Às vezes vou juntando frases aleatórias na esperança de que façam sentido, e muitas vezes fazem por não fazerem. Fico divagando aqui e na vida, e de repente já não sei se escrevo ou se minto, talvez as duas coisas.
E já estou rindo de mim mesma em pensar o quão caótico é esse meu processo, porque qualquer escritora séria diria que tem um método, um horário e que divide as poesias por temas ou fases, enquanto me pego misturando tudo, e o sentido de ordem que fazem pra mim é em que momento escrevo e vou colando num arquivo maior de um projeto de livro. É claro que podem ter um tema em comum, e uma sequência de poemas sobre o mesmo assunto não é rara, mas não é proposital pra mim, ao menos não até agora.
Como você lida com as travas da escrita, como a procrastinação, o medo de não corresponder às expectativas e a ansiedade de trabalhar em projetos longos?
Pra quem precisa da escrita pra dizer, quando a falta e a ansiedade mastigam dentro, os olhos caçam assunto em todo o lugar.
Os intervalos são importantes, nos permitem copilar e organizar a bagagem, então é preciso ter bagagem. Costumo planejar viagens mirabolantes para lugares pouco explorados, uma espécie de estranha causa em prol da saúde mental e da alma. Quando o olhar não enxerga mais além do que alcança, busco mais alcance, mais o que ter pra contar e dividir.
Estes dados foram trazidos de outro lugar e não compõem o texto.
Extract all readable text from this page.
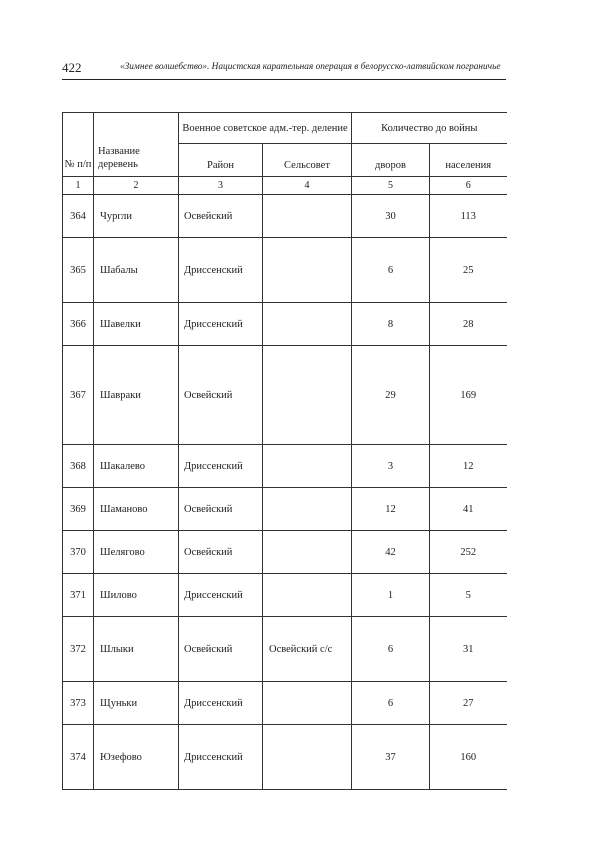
422	«Зимнее волшебство». Нацистская карательная операция в белорусско-латвийском пограничье
№ п/п	Название деревень	Военное советское адм.-тер. деление		Количество до войны	
		Район	Сельсовет	дворов	населения
1	2	3	4	5	6
364	Чургли	Освейский		30	113
365	Шабалы	Дриссенский		6	25
366	Шавелки	Дриссенский		8	28
367	Шавраки	Освейский		29	169
368	Шакалево	Дриссенский		3	12
369	Шаманово	Освейский		12	41
370	Шелягово	Освейский		42	252
371	Шилово	Дриссенский		1	5
372	Шлыки	Освейский	Освейский с/с	6	31
373	Щуньки	Дриссенский		6	27
374	Юзефово	Дриссенский		37	160
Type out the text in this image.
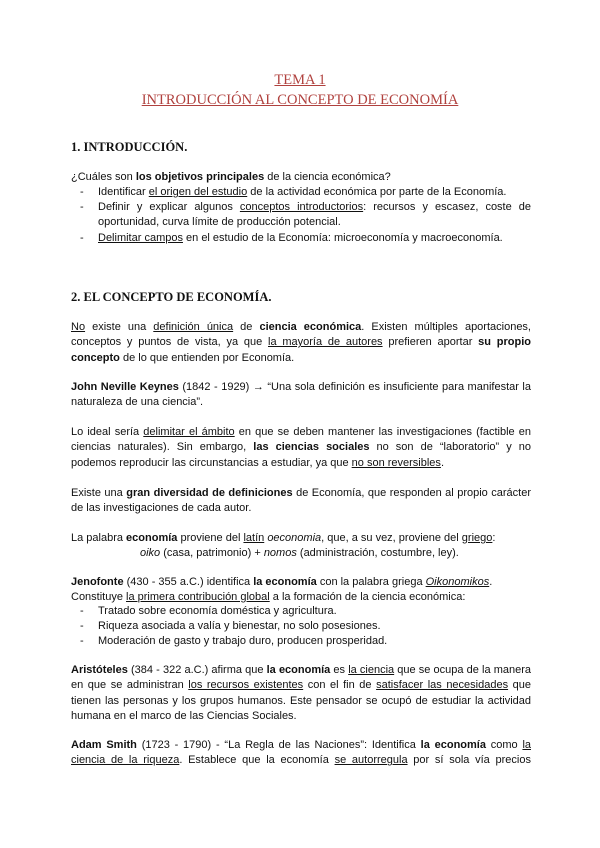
TEMA 1
INTRODUCCIÓN AL CONCEPTO DE ECONOMÍA
1. INTRODUCCIÓN.
¿Cuáles son los objetivos principales de la ciencia económica?
- Identificar el origen del estudio de la actividad económica por parte de la Economía.
- Definir y explicar algunos conceptos introductorios: recursos y escasez, coste de oportunidad, curva límite de producción potencial.
- Delimitar campos en el estudio de la Economía: microeconomía y macroeconomía.
2. EL CONCEPTO DE ECONOMÍA.
No existe una definición única de ciencia económica. Existen múltiples aportaciones, conceptos y puntos de vista, ya que la mayoría de autores prefieren aportar su propio concepto de lo que entienden por Economía.
John Neville Keynes (1842 - 1929) → “Una sola definición es insuficiente para manifestar la naturaleza de una ciencia”.
Lo ideal sería delimitar el ámbito en que se deben mantener las investigaciones (factible en ciencias naturales). Sin embargo, las ciencias sociales no son de “laboratorio” y no podemos reproducir las circunstancias a estudiar, ya que no son reversibles.
Existe una gran diversidad de definiciones de Economía, que responden al propio carácter de las investigaciones de cada autor.
La palabra economía proviene del latín oeconomia, que, a su vez, proviene del griego:
oiko (casa, patrimonio) + nomos (administración, costumbre, ley).
Jenofonte (430 - 355 a.C.) identifica la economía con la palabra griega Oikonomikos.
Constituye la primera contribución global a la formación de la ciencia económica:
- Tratado sobre economía doméstica y agricultura.
- Riqueza asociada a valía y bienestar, no solo posesiones.
- Moderación de gasto y trabajo duro, producen prosperidad.
Aristóteles (384 - 322 a.C.) afirma que la economía es la ciencia que se ocupa de la manera en que se administran los recursos existentes con el fin de satisfacer las necesidades que tienen las personas y los grupos humanos. Este pensador se ocupó de estudiar la actividad humana en el marco de las Ciencias Sociales.
Adam Smith (1723 - 1790) - “La Regla de las Naciones”: Identifica la economía como la ciencia de la riqueza. Establece que la economía se autorregula por sí sola vía precios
Sua escrita é resultado daquilo que viu e ouviu, então sempre procuro estar em movimento, testando coisas novas, buscando e experimentando. Mesmo que tenha uma experiência ruim, não saberia se não tivesse feito, ido ou provado, então provar o desconhecido tem muitos gostos, e depende da boca de quem o faz.
Quantas vezes você revisa seus textos antes de sentir que eles estão prontos? Você mostra seus trabalhos para outras pessoas antes de publicá-los?
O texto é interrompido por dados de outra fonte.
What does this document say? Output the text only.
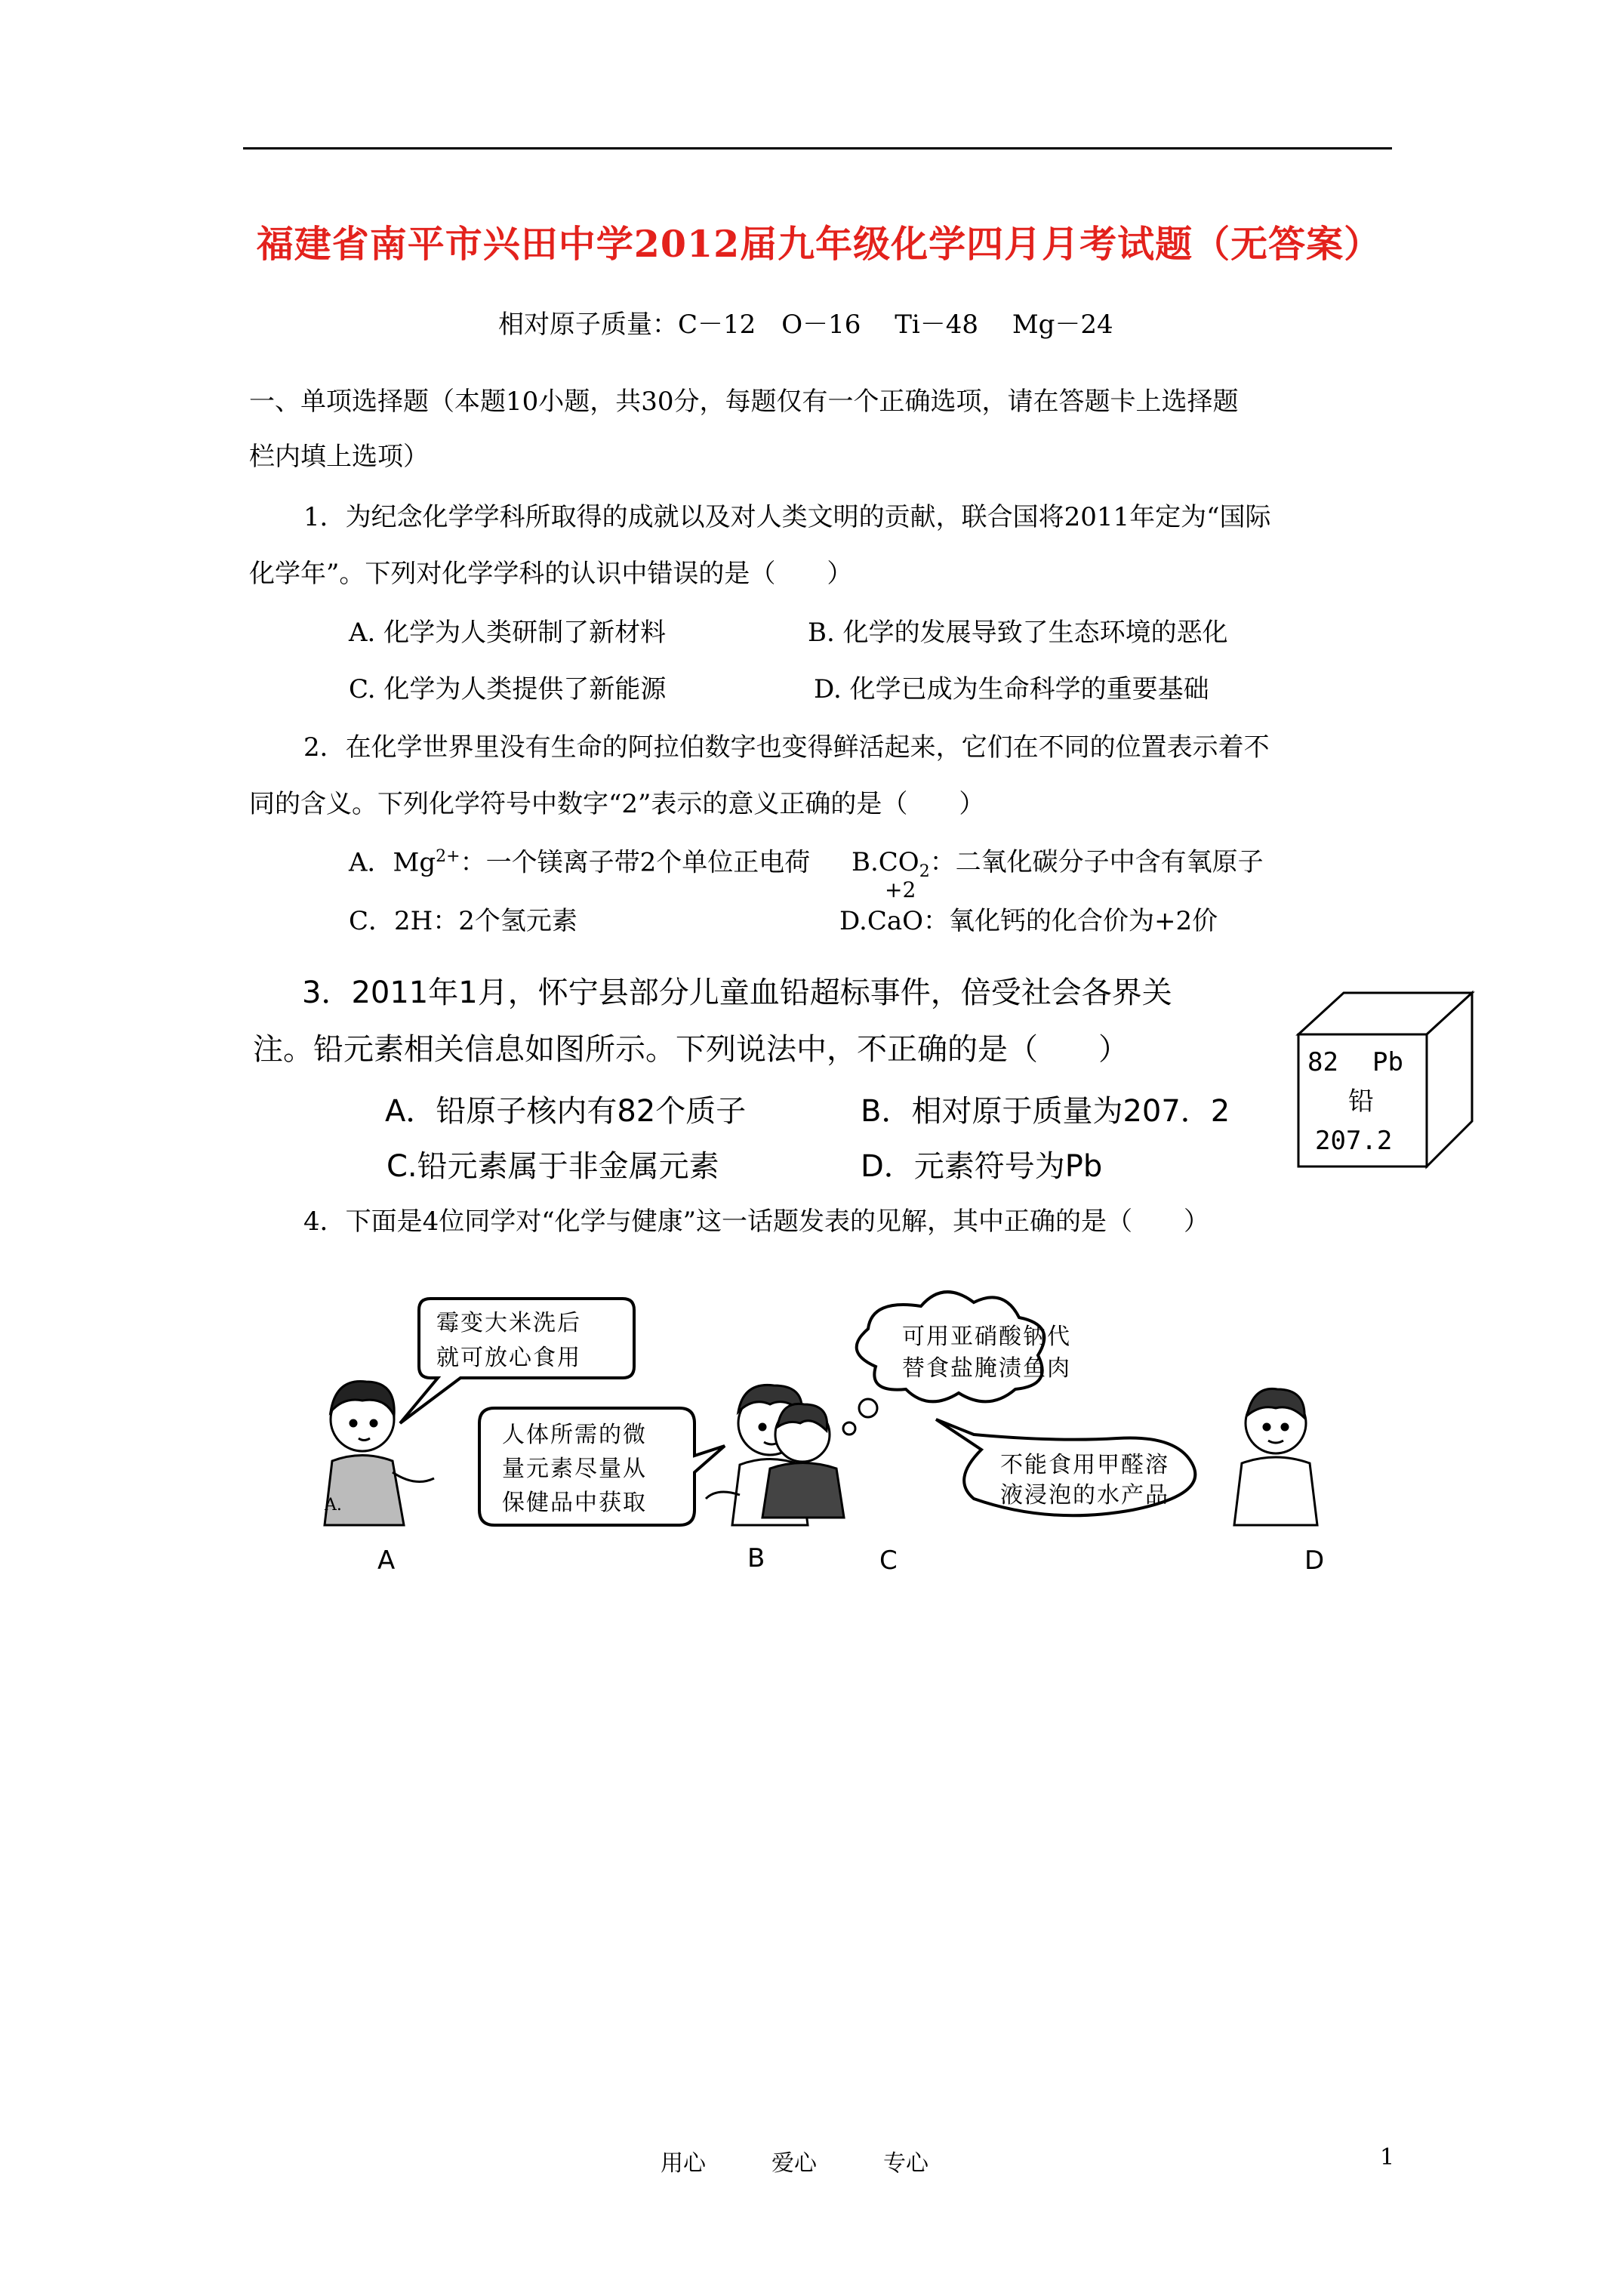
福建省南平市兴田中学2012届九年级化学四月月考试题（无答案）
相对原子质量：C－12　O－16　 Ti－48　 Mg－24
一、单项选择题（本题10小题，共30分，每题仅有一个正确选项，请在答题卡上选择题
栏内填上选项）
1．为纪念化学学科所取得的成就以及对人类文明的贡献，联合国将2011年定为“国际
化学年”。下列对化学学科的认识中错误的是（　　）
A. 化学为人类研制了新材料	B. 化学的发展导致了生态环境的恶化
C. 化学为人类提供了新能源	D. 化学已成为生命科学的重要基础
2．在化学世界里没有生命的阿拉伯数字也变得鲜活起来，它们在不同的位置表示着不
同的含义。下列化学符号中数字“2”表示的意义正确的是（　　）
A．$Mg^{2+}$：一个镁离子带2个单位正电荷 $B.CO_2$：二氧化碳分子中含有氧原子
+2
C．2H：2个氢元素	D.CaO：氧化钙的化合价为+2价
3．2011年1月，怀宁县部分儿童血铅超标事件，倍受社会各界关
注。铅元素相关信息如图所示。下列说法中，不正确的是（　　）
A．铅原子核内有82个质子	B．相对原于质量为207．2
C.铅元素属于非金属元素	D．元素符号为Pb
82 Pb
铅
207.2
4．下面是4位同学对“化学与健康”这一话题发表的见解，其中正确的是（　　）
霉变大米洗后
就可放心食用
人体所需的微
量元素尽量从
保健品中获取
可用亚硝酸钠代
替食盐腌渍鱼肉
不能食用甲醛溶
液浸泡的水产品
A.
A	B	C	D
用心	爱心	专心	1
Geralmente reviso várias vezes, enquanto não acreditar que pode fazer sentido pra alguém, que tem um motivo para ter escrito, vou revisando, montando as peças do quebra cabeças que é o poema. Acredito que a poesia é o luxo da palavra, no sentido que diz muito em pouco, e para ser esse luxo não precisa estar carregada de palavras difíceis e métrica quadrada.
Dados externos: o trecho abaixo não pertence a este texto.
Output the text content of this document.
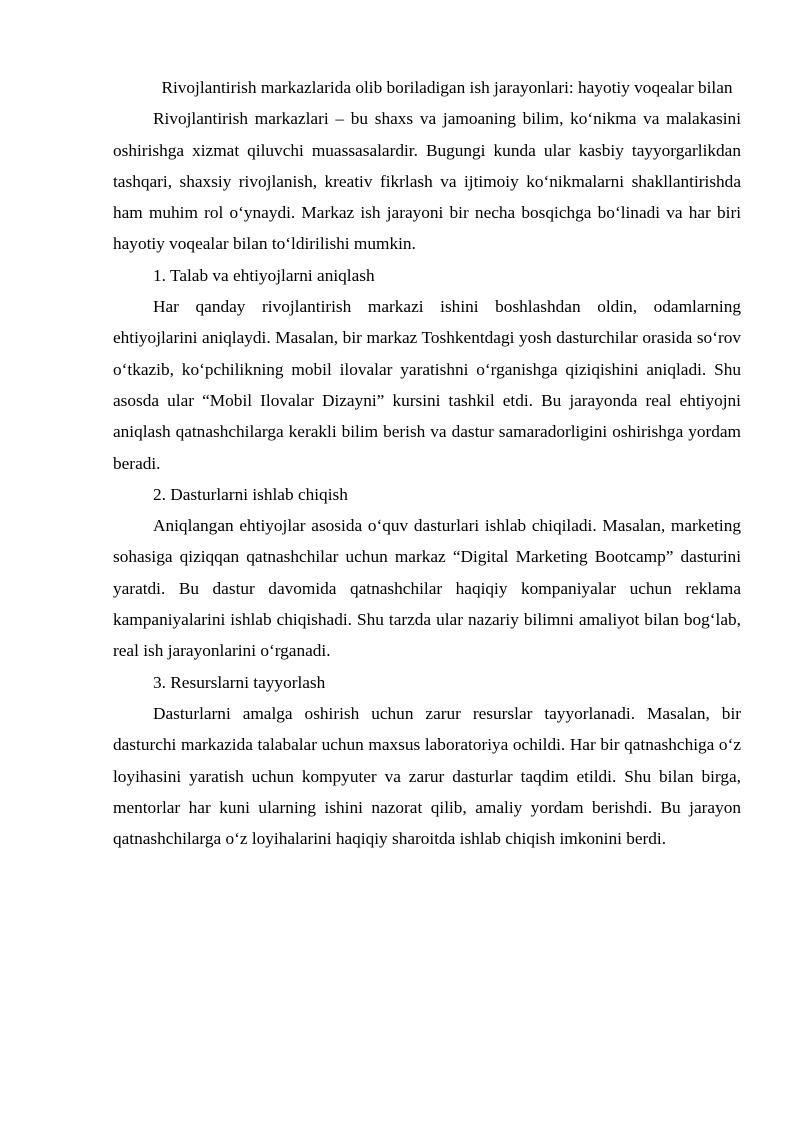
Rivojlantirish markazlarida olib boriladigan ish jarayonlari: hayotiy voqealar bilan

Rivojlantirish markazlari – bu shaxs va jamoaning bilim, ko‘nikma va malakasini oshirishga xizmat qiluvchi muassasalardir. Bugungi kunda ular kasbiy tayyorgarlikdan tashqari, shaxsiy rivojlanish, kreativ fikrlash va ijtimoiy ko‘nikmalarni shakllantirishda ham muhim rol o‘ynaydi. Markaz ish jarayoni bir necha bosqichga bo‘linadi va har biri hayotiy voqealar bilan to‘ldirilishi mumkin.

1. Talab va ehtiyojlarni aniqlash

Har qanday rivojlantirish markazi ishini boshlashdan oldin, odamlarning ehtiyojlarini aniqlaydi. Masalan, bir markaz Toshkentdagi yosh dasturchilar orasida so‘rov o‘tkazib, ko‘pchilikning mobil ilovalar yaratishni o‘rganishga qiziqishini aniqladi. Shu asosda ular “Mobil Ilovalar Dizayni” kursini tashkil etdi. Bu jarayonda real ehtiyojni aniqlash qatnashchilarga kerakli bilim berish va dastur samaradorligini oshirishga yordam beradi.

2. Dasturlarni ishlab chiqish

Aniqlangan ehtiyojlar asosida o‘quv dasturlari ishlab chiqiladi. Masalan, marketing sohasiga qiziqqan qatnashchilar uchun markaz “Digital Marketing Bootcamp” dasturini yaratdi. Bu dastur davomida qatnashchilar haqiqiy kompaniyalar uchun reklama kampaniyalarini ishlab chiqishadi. Shu tarzda ular nazariy bilimni amaliyot bilan bog‘lab, real ish jarayonlarini o‘rganadi.

3. Resurslarni tayyorlash

Dasturlarni amalga oshirish uchun zarur resurslar tayyorlanadi. Masalan, bir dasturchi markazida talabalar uchun maxsus laboratoriya ochildi. Har bir qatnashchiga o‘z loyihasini yaratish uchun kompyuter va zarur dasturlar taqdim etildi. Shu bilan birga, mentorlar har kuni ularning ishini nazorat qilib, amaliy yordam berishdi. Bu jarayon qatnashchilarga o‘z loyihalarini haqiqiy sharoitda ishlab chiqish imkonini berdi.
Quando finalmente mostro pra alguém é porque acredito ter terminado, e geralmente publico alguns em redes sociais ou envio para chamadas em revistas. De uma forma ou de outra, o poema só termina na leitura que fazem dele.
Recentemente passei a ter coragem de enviar meus poemas a revistas e chamadas, e numa dessas chamadas consegui um contrato de edição com a editora Libertinagem, que é uma editora nova e independente, do também poeta Matheus Bibiano Branco. Depois de tantos nãos , esse sim pareceu me salvar, foi sem dúvida um grande incentivo para continuar, e enquanto respondo aqui , meu primeiro livro “Um Tanto Mais Que Hoje”, está me pré-venda, trazendo esse minha urgência e ansiedade que me comem pela boca.
Como é sua relação com a tecnologia? Você escreve seus primeiros rascunhos à mão ou no computador?
Interessante está pergunta, porque geralmente fujo dela. Muita gente acha que é mais genuíno escrever à mão, no entanto trabalho muito com o celular todos os dias, então geralmente quando tenho uma ideia para escrever , estou com ele em mãos, e a praticidade acaba vencendo a simplicidade. Mas sempre que posso escrevo à mão, até porque o papel não corre o risco de travar ou selecionar tudo e apagar, como já aconteceu e não conseguir recuperar.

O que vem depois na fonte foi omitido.